À l'intérieur du donjon, on trouve cinq niveaux habitables. Il y a quatre appartements carrés et quatre appartements dans les tours rondes par niveau. Entre les appartements, quatre couloirs venant des « quatre parties du monde » (découpées par les deux axes nord-sud et est-ouest) mènent à l'escalier à double révolution au centre. Le roi François Ier, dans un second temps, étend le château d'un quadrilatère et abandonnant le canton [le quart] nord, installe ses appartements (plus vastes) dans l'aile nord. Une chapelle est construite dans l'aile occidentale, dont l'entrée ouvre plein est. Elle fut achevée par Jean le Humble sous le règne de François Ier. Cette position de la chapelle est rare pour l'époque : car si le roi avait voulu se placer en direction de Jérusalem, pour montrer qu'il est le détenteur du pouvoir spirituel dans son royaume, il se serait installé dans la partie est. Or c'est là qu'il logea Charles-Quint en décembre 1539.

Pour les raisons énoncées plus haut, il est probable que l'escalier à double révolution [ou double vis] placé au centre de l'édifice, soit de Léonard de Vinci ou en tout cas inspiré de ses croquis. Comme son nom l'indique, il comporte deux volées d'escaliers suivant un schéma de double hélice, à la manière des deux troncs enlacés qui représentent l'arbre de vie au Moyen Âge. Il donne accès à la grande terrasse - elle aussi inspirée par Léonard - qui fait le tour du donjon et offre une vue sur les cheminées monumentales.
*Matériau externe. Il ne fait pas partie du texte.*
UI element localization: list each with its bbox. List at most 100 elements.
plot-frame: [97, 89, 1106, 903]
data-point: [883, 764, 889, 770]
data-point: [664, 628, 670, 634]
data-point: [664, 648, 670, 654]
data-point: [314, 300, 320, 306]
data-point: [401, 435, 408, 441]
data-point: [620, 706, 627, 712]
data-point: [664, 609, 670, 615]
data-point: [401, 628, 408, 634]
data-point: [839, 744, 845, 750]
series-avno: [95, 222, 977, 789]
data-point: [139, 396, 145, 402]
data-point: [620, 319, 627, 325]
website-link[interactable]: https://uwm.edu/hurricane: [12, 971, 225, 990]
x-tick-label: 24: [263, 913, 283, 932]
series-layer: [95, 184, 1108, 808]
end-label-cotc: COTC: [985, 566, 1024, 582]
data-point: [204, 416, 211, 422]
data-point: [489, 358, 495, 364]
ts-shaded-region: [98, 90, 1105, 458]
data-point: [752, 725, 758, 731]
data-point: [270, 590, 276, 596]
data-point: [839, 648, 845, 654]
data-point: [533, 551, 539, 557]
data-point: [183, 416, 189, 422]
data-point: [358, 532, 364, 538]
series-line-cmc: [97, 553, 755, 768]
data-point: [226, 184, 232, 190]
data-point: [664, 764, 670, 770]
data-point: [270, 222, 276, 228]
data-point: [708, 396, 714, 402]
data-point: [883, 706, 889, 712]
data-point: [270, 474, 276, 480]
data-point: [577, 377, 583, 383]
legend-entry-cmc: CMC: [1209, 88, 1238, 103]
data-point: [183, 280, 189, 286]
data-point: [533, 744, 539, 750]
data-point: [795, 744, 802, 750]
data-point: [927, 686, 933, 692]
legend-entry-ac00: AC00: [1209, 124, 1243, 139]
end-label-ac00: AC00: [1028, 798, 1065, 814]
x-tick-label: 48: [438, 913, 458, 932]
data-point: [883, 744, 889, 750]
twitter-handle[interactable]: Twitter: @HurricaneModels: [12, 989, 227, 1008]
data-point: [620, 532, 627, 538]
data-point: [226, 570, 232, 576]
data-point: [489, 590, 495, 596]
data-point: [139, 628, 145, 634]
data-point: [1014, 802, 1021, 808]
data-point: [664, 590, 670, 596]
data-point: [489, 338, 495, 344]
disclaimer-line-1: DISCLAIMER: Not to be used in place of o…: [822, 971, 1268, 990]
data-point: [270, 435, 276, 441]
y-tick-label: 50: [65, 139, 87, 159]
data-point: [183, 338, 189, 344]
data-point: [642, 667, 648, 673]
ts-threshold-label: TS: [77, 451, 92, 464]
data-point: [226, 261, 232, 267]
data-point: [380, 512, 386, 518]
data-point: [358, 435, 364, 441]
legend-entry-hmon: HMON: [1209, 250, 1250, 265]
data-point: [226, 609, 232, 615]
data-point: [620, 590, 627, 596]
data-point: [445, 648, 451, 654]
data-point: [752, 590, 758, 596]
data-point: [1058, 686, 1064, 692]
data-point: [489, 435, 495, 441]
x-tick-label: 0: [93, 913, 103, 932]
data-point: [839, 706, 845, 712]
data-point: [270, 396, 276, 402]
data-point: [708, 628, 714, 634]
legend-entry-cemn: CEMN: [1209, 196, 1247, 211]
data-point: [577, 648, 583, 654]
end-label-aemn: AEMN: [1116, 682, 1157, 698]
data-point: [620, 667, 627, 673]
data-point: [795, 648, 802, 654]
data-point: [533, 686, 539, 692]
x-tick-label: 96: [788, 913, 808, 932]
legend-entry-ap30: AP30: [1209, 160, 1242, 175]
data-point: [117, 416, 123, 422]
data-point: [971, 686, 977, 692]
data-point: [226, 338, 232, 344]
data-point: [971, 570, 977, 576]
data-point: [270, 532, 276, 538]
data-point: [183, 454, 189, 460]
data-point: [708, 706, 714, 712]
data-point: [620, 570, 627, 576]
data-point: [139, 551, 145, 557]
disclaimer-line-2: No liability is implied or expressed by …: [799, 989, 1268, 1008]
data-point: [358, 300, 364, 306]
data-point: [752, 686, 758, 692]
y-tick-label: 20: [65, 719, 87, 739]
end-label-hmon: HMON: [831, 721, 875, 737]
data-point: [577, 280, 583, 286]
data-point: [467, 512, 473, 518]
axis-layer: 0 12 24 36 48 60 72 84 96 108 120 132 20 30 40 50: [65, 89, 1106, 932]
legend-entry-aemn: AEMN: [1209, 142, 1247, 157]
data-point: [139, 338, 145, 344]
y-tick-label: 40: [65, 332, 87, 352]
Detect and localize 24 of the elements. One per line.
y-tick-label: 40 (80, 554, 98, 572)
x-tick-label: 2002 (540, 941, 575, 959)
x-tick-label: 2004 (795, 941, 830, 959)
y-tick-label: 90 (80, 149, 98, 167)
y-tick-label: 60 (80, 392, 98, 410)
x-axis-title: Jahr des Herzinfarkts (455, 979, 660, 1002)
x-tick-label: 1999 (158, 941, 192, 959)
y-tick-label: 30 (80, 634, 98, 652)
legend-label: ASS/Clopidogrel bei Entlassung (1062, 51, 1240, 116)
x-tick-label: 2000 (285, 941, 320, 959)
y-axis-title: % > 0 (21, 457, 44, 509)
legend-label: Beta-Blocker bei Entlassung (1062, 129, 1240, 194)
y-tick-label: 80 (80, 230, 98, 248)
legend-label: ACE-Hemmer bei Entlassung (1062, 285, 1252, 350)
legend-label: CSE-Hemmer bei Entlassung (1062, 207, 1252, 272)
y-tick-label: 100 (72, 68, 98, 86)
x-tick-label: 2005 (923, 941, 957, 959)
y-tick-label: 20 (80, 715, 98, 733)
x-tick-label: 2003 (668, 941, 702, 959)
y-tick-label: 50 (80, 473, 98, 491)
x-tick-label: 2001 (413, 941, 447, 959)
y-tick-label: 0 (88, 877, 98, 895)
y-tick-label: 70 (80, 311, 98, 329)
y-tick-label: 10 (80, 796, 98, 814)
Cet escalier est surmonté d'une tour-lanterne bien reconnaissable de l'extérieur, évoquant le clocher d'une chapelle.

Le deuxième étage est également remarquable par ses voûtes à caissons représentant les symboles royaux (monogramme « F » couronné et salamandre), accompagnés d'une cordelette nouée, emblème de sa mère, Louise de Savoie. Certains monogrammes de l'escalier à hauteur des terrasses sont tracés à l'envers de manière à ce que Dieu du haut du ciel voie la puissance du Roi.

Arrivé sur la terrasse, le visiteur peut remarquer que l'escalier est surmonté d'une tour-lanterne, elle s'élève à 32 mètres et surmonte toutes les cheminées de Chambord. Son sommet est coiffé d'une fleur de lys (symbole de la monarchie française). Les terrasses sont encadrées de tourelles et de lucarnes parées de marqueterie de tuffeau et d'ardoise.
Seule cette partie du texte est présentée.